May 3-4 2018, I took an overnight trip to Monterey. There, I took a walk along the scenic coast and visited the Monterey Bay Aquarium.
Walking the coast, I stopped twice gobsmacked by things I'd seen before virtually. A restaurant called Fishhopper—I'd seen it before on a feed of unsecured unintentionally-public IoT webcams. (Well, maybe not so much "unintentionally-public" as "public by unintended side effect": while researching just now, I find that the restaurant has a web page showing the webcam view on purpose.) I saw the Borg Motel, which I'd previously only seen on Google Streetview, idly speculating about whether the StreetView drivers had covered its parking lot so thoroughly by coincidence or for other reasons.

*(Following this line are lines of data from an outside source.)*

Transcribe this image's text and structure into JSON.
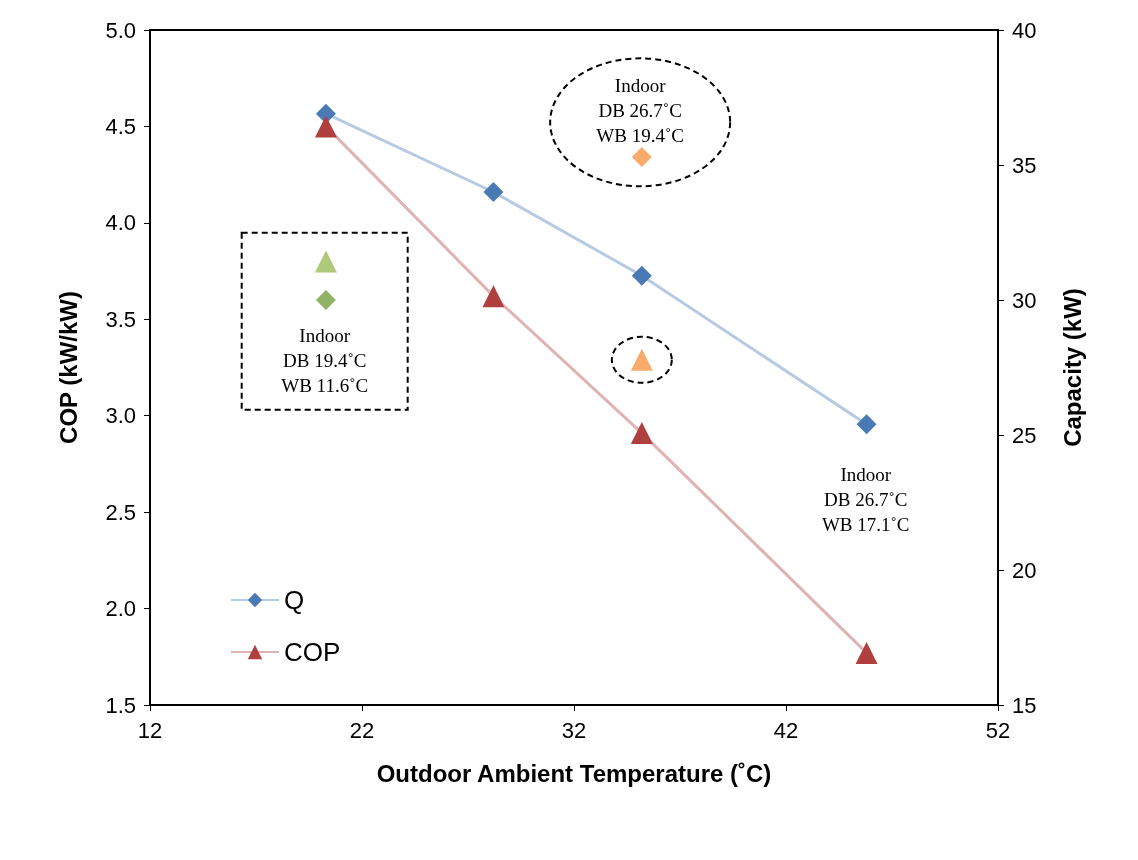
{
  "chart_data": {
    "type": "line",
    "xlabel": "Outdoor Ambient Temperature (˚C)",
    "ylabel": "COP (kW/kW)",
    "y2label": "Capacity (kW)",
    "xlim": [
      12,
      52
    ],
    "xticks": [
      12,
      22,
      32,
      42,
      52
    ],
    "ylim": [
      1.5,
      5.0
    ],
    "yticks": [
      1.5,
      {
        "value": 2,
        "label": "2.0"
      },
      2.5,
      {
        "value": 3,
        "label": "3.0"
      },
      3.5,
      {
        "value": 4,
        "label": "4.0"
      },
      4.5,
      {
        "value": 5,
        "label": "5.0"
      }
    ],
    "y2lim": [
      15,
      40
    ],
    "y2ticks": [
      15,
      20,
      25,
      30,
      35,
      40
    ],
    "grid": false,
    "legend": "bottom left",
    "series": [
      {
        "name": "Q",
        "axis": "y2",
        "marker": "diamond",
        "color": "#4a7ab5",
        "x": [
          20.3,
          28.2,
          35.2,
          45.8
        ],
        "values": [
          36.9,
          34.0,
          30.9,
          25.4
        ]
      },
      {
        "name": "COP",
        "axis": "y",
        "marker": "triangle",
        "color": "#b04040",
        "x": [
          20.3,
          28.2,
          35.2,
          45.8
        ],
        "values": [
          4.5,
          3.62,
          2.91,
          1.77
        ]
      },
      {
        "type": "scatter",
        "axis": "y",
        "marker": "triangle",
        "color": "#9bbb59",
        "x": [
          20.3
        ],
        "values": [
          3.8
        ]
      },
      {
        "type": "scatter",
        "axis": "y2",
        "marker": "diamond",
        "color": "#77a040",
        "x": [
          20.3
        ],
        "values": [
          30.0
        ]
      },
      {
        "type": "scatter",
        "axis": "y2",
        "marker": "diamond",
        "color": "#f79646",
        "x": [
          35.2
        ],
        "values": [
          35.3
        ]
      },
      {
        "type": "scatter",
        "axis": "y",
        "marker": "triangle",
        "color": "#f79646",
        "x": [
          35.2
        ],
        "values": [
          3.29
        ]
      }
    ],
    "annotations": [
      "Indoor\nDB 19.4˚C\nWB 11.6˚C",
      "Indoor\nDB 26.7˚C\nWB 19.4˚C",
      "Indoor\nDB 26.7˚C\nWB 17.1˚C"
    ]
  }
}
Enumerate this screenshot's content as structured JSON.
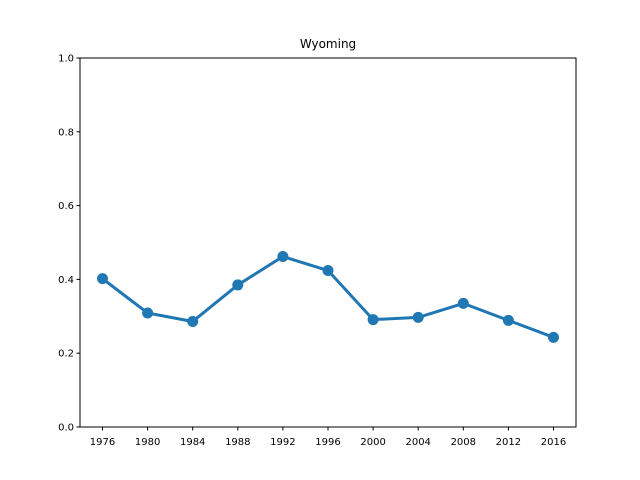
{
  "chart_data": {
    "type": "line",
    "title": "Wyoming",
    "xlabel": "",
    "ylabel": "",
    "categories": [
      "1976",
      "1980",
      "1984",
      "1988",
      "1992",
      "1996",
      "2000",
      "2004",
      "2008",
      "2012",
      "2016"
    ],
    "series": [
      {
        "values": [
          0.402,
          0.309,
          0.286,
          0.385,
          0.462,
          0.424,
          0.291,
          0.297,
          0.335,
          0.289,
          0.243
        ],
        "color": "#1f77b4"
      }
    ],
    "ylim": [
      0,
      1.0
    ],
    "yticks": [
      "0.0",
      "0.2",
      "0.4",
      "0.6",
      "0.8",
      "1.0"
    ],
    "grid": false,
    "legend": "none"
  }
}
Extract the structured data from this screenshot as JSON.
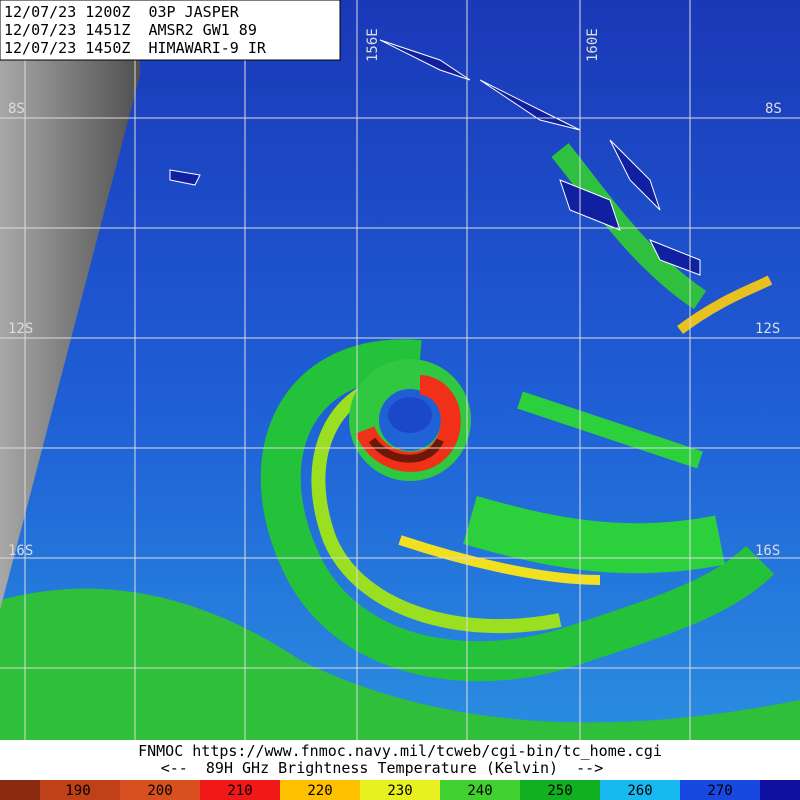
{
  "header": {
    "lines": [
      "12/07/23 1200Z  03P JASPER",
      "12/07/23 1451Z  AMSR2 GW1 89",
      "12/07/23 1450Z  HIMAWARI-9 IR"
    ]
  },
  "map": {
    "latitude_labels": [
      "8S",
      "12S",
      "16S"
    ],
    "longitude_labels": [
      "156E",
      "160E"
    ]
  },
  "footer": {
    "credit": "FNMOC https://www.fnmoc.navy.mil/tcweb/cgi-bin/tc_home.cgi",
    "caption": "<--  89H GHz Brightness Temperature (Kelvin)  -->"
  },
  "colorbar": {
    "labels": [
      "190",
      "200",
      "210",
      "220",
      "230",
      "240",
      "250",
      "260",
      "270"
    ]
  }
}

And there were rocks, seals, boats, plants, water; the things one looks for in a northern-California coast walk.
Nowadays, there's a historical lighthouse to walk to. There are exhibits where you can read about old shipwrecks. Also there are excerpts from the instruction manual for lighthouse-keepers. Back then, you were expected to receive visitors, but would have to dissuade them from scratching their initials into the lighthouse's light-focusing lens. You think modern-day vandals are bad, but apparently they used to cause shipwrecks (assuming there's a reason behind that entry in the instruction manual…).
At the Monterey Bay Aquarium, I looked at aquatic animals.
This time, instead of taking the Amtrak "train" (which I remembered last time turned out to be more a series of train-bus transfers), I took an SFO-Monterey airport shuttle. It cost a few dollars more, but was quicker.